To understand and predict the nature of planetary atmospheres, it is very important to understand their host star! Different spectral types have a wide range of UV emission, changing atmospheric photochemistry. To learn more about the effects of different main sequence stars on habitable Earth-like planets, I would suggest reviewing the work of Sarah Rugheimer, a former member of the Carl Sagan Institute.
My focus is not only on how different spectral types affect planetary environments and biosignatures, but also how stars in different evolutionary phases differ from one another.
As seen above, although Sun-like stars spend the majority of their lives on the main sequence, it spends a fair bit of time in other evolutionary stages, where different types of planetary environments could occur.
White DwarfsWhite dwarfs are the end states of stars with core masses of less than 1.4 Solar masses, which comprises the majority of the stellar population.
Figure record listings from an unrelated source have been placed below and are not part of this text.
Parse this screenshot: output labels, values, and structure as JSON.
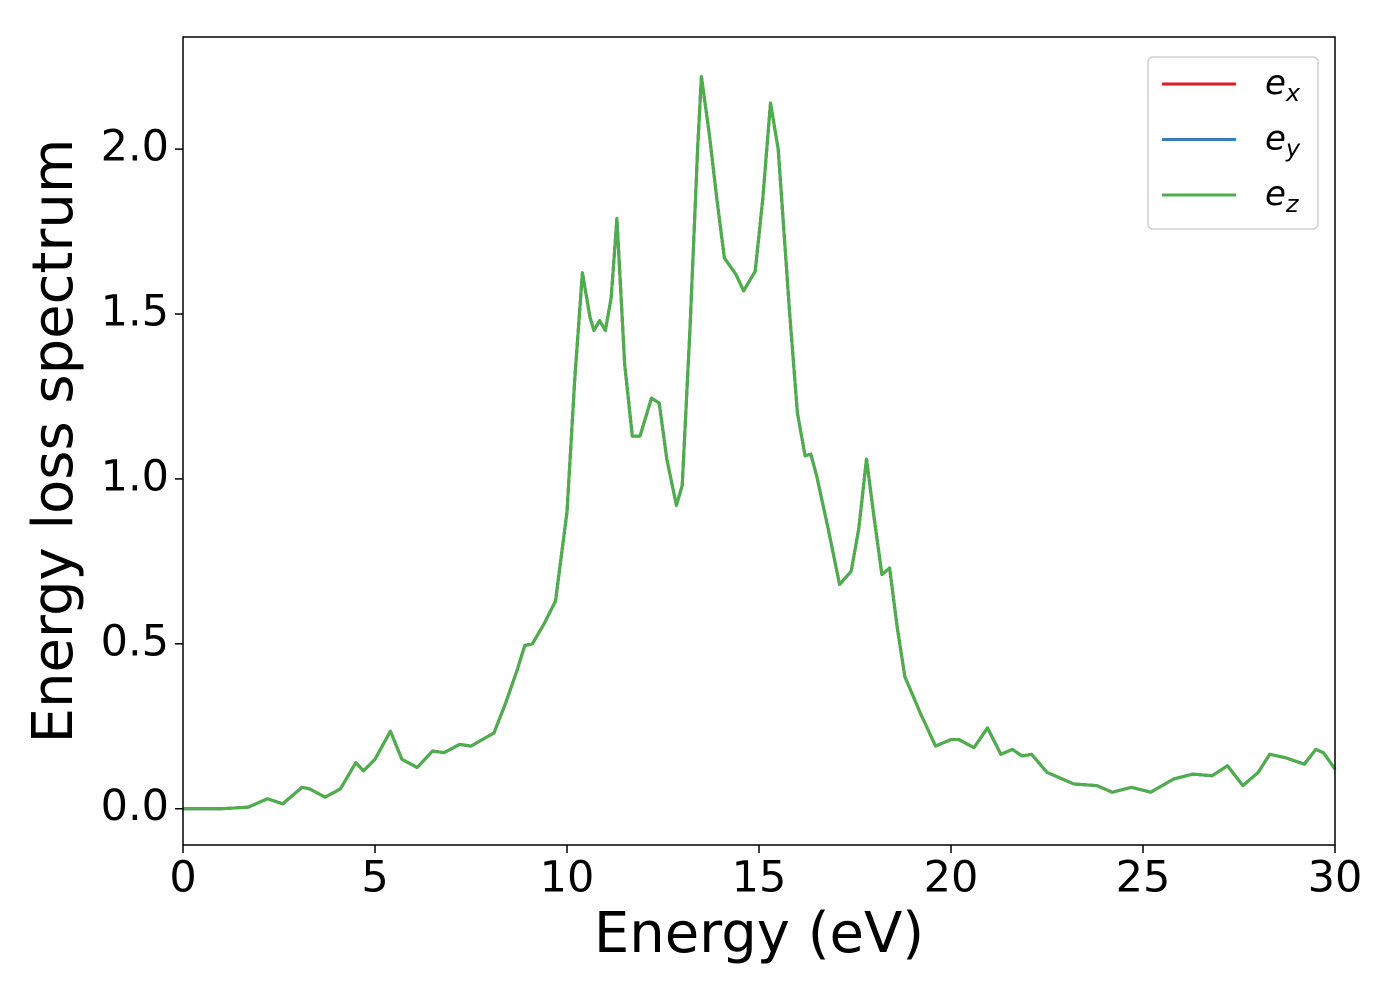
{
  "chart_data": {
    "type": "line",
    "xlabel": "Energy (eV)",
    "ylabel": "Energy loss spectrum",
    "x": [
      0,
      1,
      1.7,
      2.2,
      2.6,
      3.1,
      3.3,
      3.7,
      4.1,
      4.5,
      4.7,
      5.0,
      5.4,
      5.7,
      6.1,
      6.5,
      6.8,
      7.2,
      7.5,
      7.8,
      8.1,
      8.4,
      8.7,
      8.9,
      9.1,
      9.4,
      9.7,
      10.0,
      10.2,
      10.4,
      10.6,
      10.7,
      10.85,
      11.0,
      11.15,
      11.3,
      11.5,
      11.7,
      11.9,
      12.2,
      12.4,
      12.6,
      12.85,
      13.0,
      13.2,
      13.4,
      13.5,
      13.7,
      13.9,
      14.1,
      14.4,
      14.6,
      14.9,
      15.1,
      15.3,
      15.5,
      15.8,
      16.0,
      16.2,
      16.35,
      16.5,
      16.8,
      17.1,
      17.4,
      17.6,
      17.8,
      18.0,
      18.2,
      18.4,
      18.6,
      18.8,
      19.2,
      19.6,
      20.0,
      20.2,
      20.6,
      20.95,
      21.3,
      21.6,
      21.85,
      22.1,
      22.5,
      23.2,
      23.8,
      24.2,
      24.7,
      25.2,
      25.8,
      26.3,
      26.8,
      27.2,
      27.6,
      28.0,
      28.3,
      28.7,
      29.2,
      29.5,
      29.7,
      30.0
    ],
    "series": [
      {
        "name": "e_x",
        "color": "#e41a1c",
        "values": [
          0,
          0,
          0.005,
          0.03,
          0.015,
          0.065,
          0.06,
          0.035,
          0.06,
          0.14,
          0.115,
          0.15,
          0.235,
          0.15,
          0.125,
          0.175,
          0.17,
          0.195,
          0.19,
          0.21,
          0.23,
          0.32,
          0.42,
          0.495,
          0.5,
          0.56,
          0.63,
          0.9,
          1.3,
          1.625,
          1.49,
          1.45,
          1.48,
          1.45,
          1.55,
          1.79,
          1.35,
          1.13,
          1.13,
          1.245,
          1.23,
          1.06,
          0.92,
          0.98,
          1.45,
          2.0,
          2.22,
          2.05,
          1.85,
          1.67,
          1.62,
          1.57,
          1.63,
          1.85,
          2.14,
          2.0,
          1.5,
          1.2,
          1.07,
          1.075,
          1.01,
          0.85,
          0.68,
          0.72,
          0.85,
          1.06,
          0.88,
          0.71,
          0.73,
          0.55,
          0.4,
          0.29,
          0.19,
          0.21,
          0.21,
          0.185,
          0.245,
          0.165,
          0.18,
          0.16,
          0.165,
          0.11,
          0.075,
          0.07,
          0.05,
          0.065,
          0.05,
          0.09,
          0.105,
          0.1,
          0.13,
          0.07,
          0.11,
          0.165,
          0.155,
          0.135,
          0.18,
          0.17,
          0.12
        ]
      },
      {
        "name": "e_y",
        "color": "#377eb8",
        "values": [
          0,
          0,
          0.005,
          0.03,
          0.015,
          0.065,
          0.06,
          0.035,
          0.06,
          0.14,
          0.115,
          0.15,
          0.235,
          0.15,
          0.125,
          0.175,
          0.17,
          0.195,
          0.19,
          0.21,
          0.23,
          0.32,
          0.42,
          0.495,
          0.5,
          0.56,
          0.63,
          0.9,
          1.3,
          1.625,
          1.49,
          1.45,
          1.48,
          1.45,
          1.55,
          1.79,
          1.35,
          1.13,
          1.13,
          1.245,
          1.23,
          1.06,
          0.92,
          0.98,
          1.45,
          2.0,
          2.22,
          2.05,
          1.85,
          1.67,
          1.62,
          1.57,
          1.63,
          1.85,
          2.14,
          2.0,
          1.5,
          1.2,
          1.07,
          1.075,
          1.01,
          0.85,
          0.68,
          0.72,
          0.85,
          1.06,
          0.88,
          0.71,
          0.73,
          0.55,
          0.4,
          0.29,
          0.19,
          0.21,
          0.21,
          0.185,
          0.245,
          0.165,
          0.18,
          0.16,
          0.165,
          0.11,
          0.075,
          0.07,
          0.05,
          0.065,
          0.05,
          0.09,
          0.105,
          0.1,
          0.13,
          0.07,
          0.11,
          0.165,
          0.155,
          0.135,
          0.18,
          0.17,
          0.12
        ]
      },
      {
        "name": "e_z",
        "color": "#4daf4a",
        "values": [
          0,
          0,
          0.005,
          0.03,
          0.015,
          0.065,
          0.06,
          0.035,
          0.06,
          0.14,
          0.115,
          0.15,
          0.235,
          0.15,
          0.125,
          0.175,
          0.17,
          0.195,
          0.19,
          0.21,
          0.23,
          0.32,
          0.42,
          0.495,
          0.5,
          0.56,
          0.63,
          0.9,
          1.3,
          1.625,
          1.49,
          1.45,
          1.48,
          1.45,
          1.55,
          1.79,
          1.35,
          1.13,
          1.13,
          1.245,
          1.23,
          1.06,
          0.92,
          0.98,
          1.45,
          2.0,
          2.22,
          2.05,
          1.85,
          1.67,
          1.62,
          1.57,
          1.63,
          1.85,
          2.14,
          2.0,
          1.5,
          1.2,
          1.07,
          1.075,
          1.01,
          0.85,
          0.68,
          0.72,
          0.85,
          1.06,
          0.88,
          0.71,
          0.73,
          0.55,
          0.4,
          0.29,
          0.19,
          0.21,
          0.21,
          0.185,
          0.245,
          0.165,
          0.18,
          0.16,
          0.165,
          0.11,
          0.075,
          0.07,
          0.05,
          0.065,
          0.05,
          0.09,
          0.105,
          0.1,
          0.13,
          0.07,
          0.11,
          0.165,
          0.155,
          0.135,
          0.18,
          0.17,
          0.12
        ]
      }
    ],
    "xlim": [
      0,
      30
    ],
    "xticks": [
      0,
      5,
      10,
      15,
      20,
      25,
      30
    ],
    "ylim": [
      -0.11,
      2.34
    ],
    "yticks": [
      {
        "value": 0,
        "label": "0.0"
      },
      0.5,
      {
        "value": 1,
        "label": "1.0"
      },
      1.5,
      {
        "value": 2,
        "label": "2.0"
      }
    ],
    "grid": false,
    "legend": "upper right"
  }
}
Although they start off being extremely hot, they cool down over time and will eventually have a continuous habitable zone for long enough for life to develop and thrive on a planetary surface.
It takes approximately 10 billion years for a white dwarf to cool down from 6,000 to 4,000 K, giving life enough time to develop and evolve. My work involves simulating the climate and atmospheric photochemistry of Earth-like planets orbiting in the habitable zones of white dwarfs during this period of a continuous habitable zone. Cooler white dwarf scenarios are not included because the Universe simply isn't old enough for those to exist!